Zubeidat Tsarnaeva left her house accompanied by her brother-in-law and tried to evade the crowd of television cameras that followed her. She ignored questions from reporters, but when ABC News asked her "What did your son do?" Tsarnaeva turned and shouted "My son just was Muslim. My son was Muslim, that's it."
Then she and the relative got into a taxi and sped away, ending her first appearance in public since Friday's bloody standoff with police that left her older son Tamerlan Tsarnaev dead and ended when his younger brother Dzhokhar was captured alive.
Moments before the mother emerged from the house, a spokeswoman for the family told reporters the suspects' parents did not want to talk to reporters because they are grieving. She said the mother could only look at a photo of her son, which has been circulating on the internet and claims to be his naked dead body, and cry.
"She is in a difficult condition and she can't talk," the spokeswoman, local human rights activist Heda Seratova, said. "She doesn't understand what she says."
A lawyer for Seratova's organization also addressed reporters and said the suspects' parents are still in shock.
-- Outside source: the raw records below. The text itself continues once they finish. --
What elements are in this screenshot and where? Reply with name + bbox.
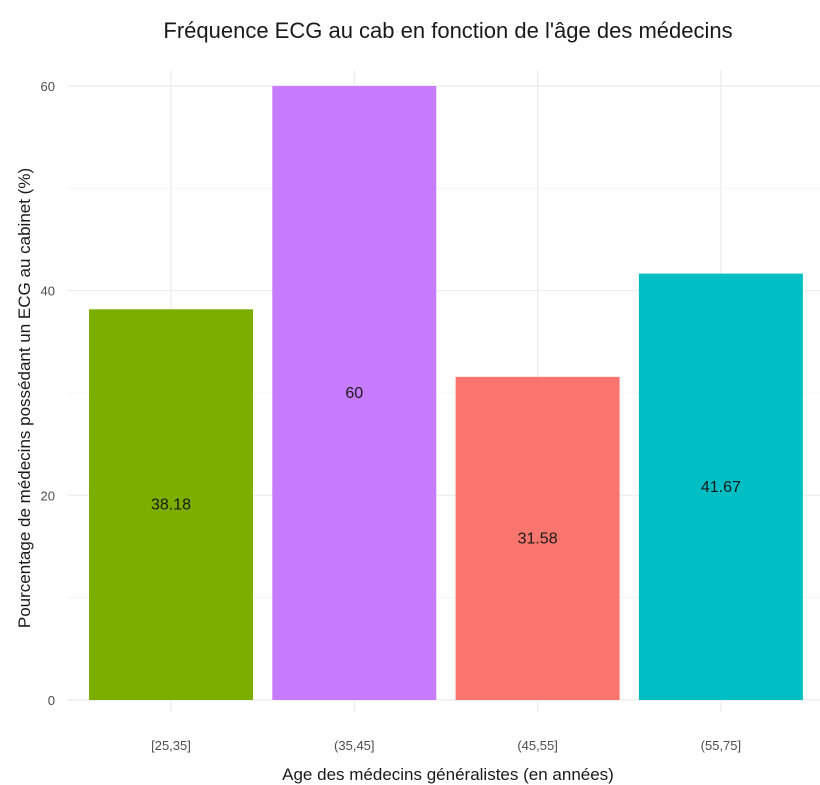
bar	[89, 309, 253, 700]
chart-title: Fréquence ECG au cab en fonction de l'âg…	[163, 18, 732, 43]
y-tick-label: 40	[41, 284, 55, 299]
x-tick-label: [25,35]	[151, 738, 191, 753]
bar	[455, 376, 620, 700]
data-labels: 38.18 60 31.58 41.67	[151, 385, 741, 547]
bar	[272, 86, 437, 700]
x-axis-ticks: [25,35] (35,45] (45,55] (55,75]	[151, 738, 741, 753]
x-axis-label: Age des médecins généralistes (en années…	[282, 765, 614, 784]
y-tick-label: 0	[48, 693, 55, 708]
y-tick-label: 60	[41, 79, 55, 94]
y-axis-label: Pourcentage de médecins possédant un ECG…	[15, 168, 34, 628]
x-tick-label: (45,55]	[517, 738, 557, 753]
x-tick-label: (35,45]	[334, 738, 374, 753]
bars	[89, 86, 803, 700]
y-tick-label: 20	[41, 488, 55, 503]
x-tick-label: (55,75]	[701, 738, 741, 753]
bar-value-label: 41.67	[701, 479, 741, 496]
bar-value-label: 60	[345, 385, 363, 402]
bar-value-label: 38.18	[151, 497, 191, 514]
y-axis-ticks: 0 20 40 60	[41, 79, 55, 708]
bar-value-label: 31.58	[518, 530, 558, 547]
bar	[638, 273, 803, 700]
Despite claims by both parents that their sons were framed and killed by the United States government, the lawyer expressed support for the investigation into last week's Boston Marathon bombings and the subsequent standoff on Friday.
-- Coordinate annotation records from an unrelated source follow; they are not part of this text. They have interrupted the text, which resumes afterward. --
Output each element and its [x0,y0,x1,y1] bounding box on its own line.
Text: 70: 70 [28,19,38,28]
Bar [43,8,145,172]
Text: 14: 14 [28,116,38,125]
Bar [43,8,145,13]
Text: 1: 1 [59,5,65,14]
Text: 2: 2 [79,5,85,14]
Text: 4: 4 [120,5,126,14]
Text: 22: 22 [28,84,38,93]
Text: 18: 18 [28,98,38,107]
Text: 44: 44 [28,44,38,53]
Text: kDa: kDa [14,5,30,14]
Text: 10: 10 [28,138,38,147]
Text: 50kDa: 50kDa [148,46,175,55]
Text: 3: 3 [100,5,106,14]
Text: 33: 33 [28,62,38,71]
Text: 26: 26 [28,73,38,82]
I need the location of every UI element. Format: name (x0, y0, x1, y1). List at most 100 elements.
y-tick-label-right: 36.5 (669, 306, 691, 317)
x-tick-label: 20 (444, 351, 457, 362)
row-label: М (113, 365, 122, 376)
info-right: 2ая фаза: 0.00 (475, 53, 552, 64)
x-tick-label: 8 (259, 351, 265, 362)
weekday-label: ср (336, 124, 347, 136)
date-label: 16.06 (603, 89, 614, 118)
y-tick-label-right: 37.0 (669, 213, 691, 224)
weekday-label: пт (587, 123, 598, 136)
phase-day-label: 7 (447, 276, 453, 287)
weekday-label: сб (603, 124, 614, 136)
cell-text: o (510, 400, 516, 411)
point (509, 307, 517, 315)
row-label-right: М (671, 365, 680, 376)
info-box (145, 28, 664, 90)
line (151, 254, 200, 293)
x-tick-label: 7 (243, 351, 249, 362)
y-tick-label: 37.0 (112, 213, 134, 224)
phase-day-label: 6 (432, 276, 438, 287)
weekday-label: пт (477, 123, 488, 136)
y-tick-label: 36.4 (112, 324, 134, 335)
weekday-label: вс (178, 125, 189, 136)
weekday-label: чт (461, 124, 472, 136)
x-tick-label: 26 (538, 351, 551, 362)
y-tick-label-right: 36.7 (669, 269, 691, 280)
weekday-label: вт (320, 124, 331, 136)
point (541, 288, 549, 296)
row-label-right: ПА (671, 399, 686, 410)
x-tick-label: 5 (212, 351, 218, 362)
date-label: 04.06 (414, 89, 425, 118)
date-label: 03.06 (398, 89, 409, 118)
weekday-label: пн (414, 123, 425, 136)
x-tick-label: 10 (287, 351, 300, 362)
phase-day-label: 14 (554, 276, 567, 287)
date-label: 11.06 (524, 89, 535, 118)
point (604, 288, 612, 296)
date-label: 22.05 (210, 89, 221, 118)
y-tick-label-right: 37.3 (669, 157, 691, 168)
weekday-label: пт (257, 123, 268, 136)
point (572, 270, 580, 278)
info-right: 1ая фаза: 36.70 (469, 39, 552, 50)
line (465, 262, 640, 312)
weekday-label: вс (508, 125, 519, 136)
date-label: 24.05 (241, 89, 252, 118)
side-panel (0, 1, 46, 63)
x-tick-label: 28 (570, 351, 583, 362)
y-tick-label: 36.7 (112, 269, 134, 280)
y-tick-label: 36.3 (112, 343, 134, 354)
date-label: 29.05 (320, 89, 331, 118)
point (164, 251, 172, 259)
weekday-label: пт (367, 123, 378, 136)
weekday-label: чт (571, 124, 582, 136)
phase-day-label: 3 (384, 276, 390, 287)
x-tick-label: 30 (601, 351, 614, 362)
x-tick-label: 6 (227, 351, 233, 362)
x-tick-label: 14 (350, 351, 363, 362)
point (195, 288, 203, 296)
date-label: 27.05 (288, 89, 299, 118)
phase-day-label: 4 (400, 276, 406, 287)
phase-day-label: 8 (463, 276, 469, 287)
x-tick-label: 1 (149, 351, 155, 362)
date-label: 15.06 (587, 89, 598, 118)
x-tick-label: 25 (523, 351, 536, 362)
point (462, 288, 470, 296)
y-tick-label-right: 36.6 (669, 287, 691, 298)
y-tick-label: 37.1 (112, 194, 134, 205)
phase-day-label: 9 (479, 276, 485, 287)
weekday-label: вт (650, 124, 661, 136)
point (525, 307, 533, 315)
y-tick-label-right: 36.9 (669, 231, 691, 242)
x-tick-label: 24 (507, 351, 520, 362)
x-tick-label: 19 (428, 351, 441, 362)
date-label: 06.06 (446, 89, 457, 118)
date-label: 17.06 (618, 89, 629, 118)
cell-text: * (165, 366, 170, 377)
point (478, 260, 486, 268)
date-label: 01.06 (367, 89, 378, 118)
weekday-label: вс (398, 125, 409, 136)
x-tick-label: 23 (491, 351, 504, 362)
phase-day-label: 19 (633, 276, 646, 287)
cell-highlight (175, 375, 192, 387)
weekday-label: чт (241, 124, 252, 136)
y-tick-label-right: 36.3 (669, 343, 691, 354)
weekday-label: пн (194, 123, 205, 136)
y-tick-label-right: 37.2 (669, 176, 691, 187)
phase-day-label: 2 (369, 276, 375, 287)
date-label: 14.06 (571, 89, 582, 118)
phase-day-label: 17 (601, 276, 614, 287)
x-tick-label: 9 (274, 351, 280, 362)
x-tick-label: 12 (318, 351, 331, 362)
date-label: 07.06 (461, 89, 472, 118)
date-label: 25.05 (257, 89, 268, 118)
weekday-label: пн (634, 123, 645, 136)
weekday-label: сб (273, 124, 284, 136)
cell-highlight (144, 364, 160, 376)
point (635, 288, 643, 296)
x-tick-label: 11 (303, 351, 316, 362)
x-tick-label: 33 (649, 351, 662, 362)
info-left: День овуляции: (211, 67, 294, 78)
The parents plan to travel to the United States to collect Tamerlan's body, the lawyer said.
"The father wants to go to the United States to find justice," he said.
In a phone interview with ABC News on Monday, Tsarnaeva said she had encouraged Tamerlan to embrace Islam about five years ago. Tamerlan traveled to this restive region in southern Russia, home to an Islamic insurgency, last year for about six months. Investigators are exploring whether he became radicalized during that trip or met any militants here. Family members insist Tamerlan's views of Islam were formed in the United States.